1) What expression asserts that the distinct Nobel Prize categories cataloged by the "prizes" collection are the same as those cataloged by the "laureates"? 

2) There are some recorded countries of death ("diedCountry") that do not appear as a country of birth ("bornCountry") for laureates. One such country is "East Germany".Return a set of all such countries as countries.

3) Determine the number of distinct countries recorded as part of an affiliation for laureates' prizes. Save this as count.

4) In which countries have USA-born laureates had affiliations for their prizes?

5)
- Save a filter document criteria that, when passed to db.prizes.distinct, returns all prize categories shared by three or more laureates. That is, "laureates.2" must exist for such documents.
- Save these prize categories as a Python set called triple_play_categories.
Confirm via an assertion that "literature" is the only prize category with no prizes shared by three or more laureates.

6) What is the approximate ratio of the number of laureates who won an unshared ({"share": "1"}) prize in physics after World War II ({"year": {"$gte": "1945"}}) to the number of laureates who won a shared prize in physics after World War II?

7) What is this ratio for prize categories other than physics, chemistry, and medicine?
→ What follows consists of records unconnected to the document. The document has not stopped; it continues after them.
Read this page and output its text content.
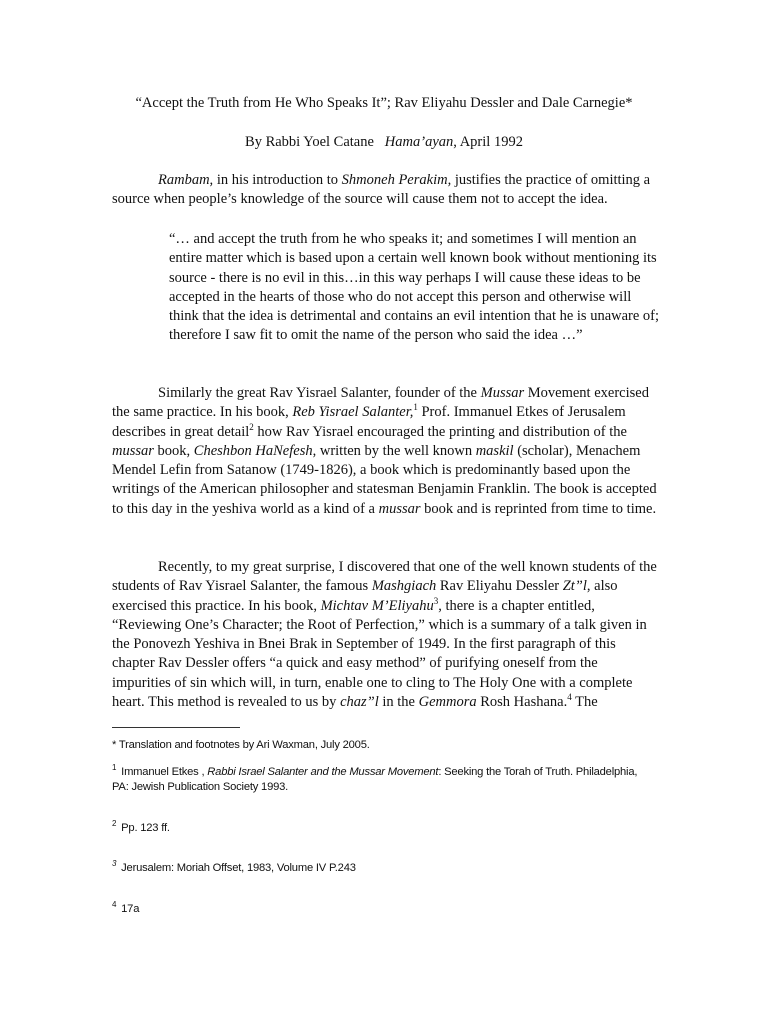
“Accept the Truth from He Who Speaks It”; Rav Eliyahu Dessler and Dale Carnegie*
By Rabbi Yoel Catane Hama’ayan, April 1992

Rambam, in his introduction to Shmoneh Perakim, justifies the practice of omitting a source when people’s knowledge of the source will cause them not to accept the idea.

“… and accept the truth from he who speaks it; and sometimes I will mention an entire matter which is based upon a certain well known book without mentioning its source - there is no evil in this…in this way perhaps I will cause these ideas to be accepted in the hearts of those who do not accept this person and otherwise will think that the idea is detrimental and contains an evil intention that he is unaware of; therefore I saw fit to omit the name of the person who said the idea …”

Similarly the great Rav Yisrael Salanter, founder of the Mussar Movement exercised the same practice. In his book, Reb Yisrael Salanter,$^1$ Prof. Immanuel Etkes of Jerusalem describes in great detail$^2$ how Rav Yisrael encouraged the printing and distribution of the mussar book, Cheshbon HaNefesh, written by the well known maskil (scholar), Menachem Mendel Lefin from Satanow (1749-1826), a book which is predominantly based upon the writings of the American philosopher and statesman Benjamin Franklin. The book is accepted to this day in the yeshiva world as a kind of a mussar book and is reprinted from time to time.

Recently, to my great surprise, I discovered that one of the well known students of the students of Rav Yisrael Salanter, the famous Mashgiach Rav Eliyahu Dessler Zt”l, also exercised this practice. In his book, Michtav M’Eliyahu$^3$, there is a chapter entitled, “Reviewing One’s Character; the Root of Perfection,” which is a summary of a talk given in the Ponovezh Yeshiva in Bnei Brak in September of 1949. In the first paragraph of this chapter Rav Dessler offers “a quick and easy method” of purifying oneself from the impurities of sin which will, in turn, enable one to cling to The Holy One with a complete heart. This method is revealed to us by chaz”l in the Gemmora Rosh Hashana.$^4$ The

* Translation and footnotes by Ari Waxman, July 2005.
$^1$ Immanuel Etkes , Rabbi Israel Salanter and the Mussar Movement: Seeking the Torah of Truth. Philadelphia, PA: Jewish Publication Society 1993.
$^2$ Pp. 123 ff.
$^3$ Jerusalem: Moriah Offset, 1983, Volume IV P.243
$^4$ 17a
8) What is this ratio for prize categories other than physics, chemistry, and medicine?

9) There are two laureates with Berkeley, California as a prize affiliation city that have the initials G.S. - Glenn Seaborg and George Smoot. How many laureates in total have a first name beginning with "G" and a surname beginning with "S"?

10) Just as we saw with Poland, there are laureates who were born somewhere that was in Germany at the time but is now not, and others born somewhere that was not in Germany at the time but now is. Find them all

11) Three people shared a Nobel prize "for their researches on semiconductors and their discovery of the transistor effect". We can filter on "transistor" as a substring of a laureate's "prizes.motivation" field value to find these laureates.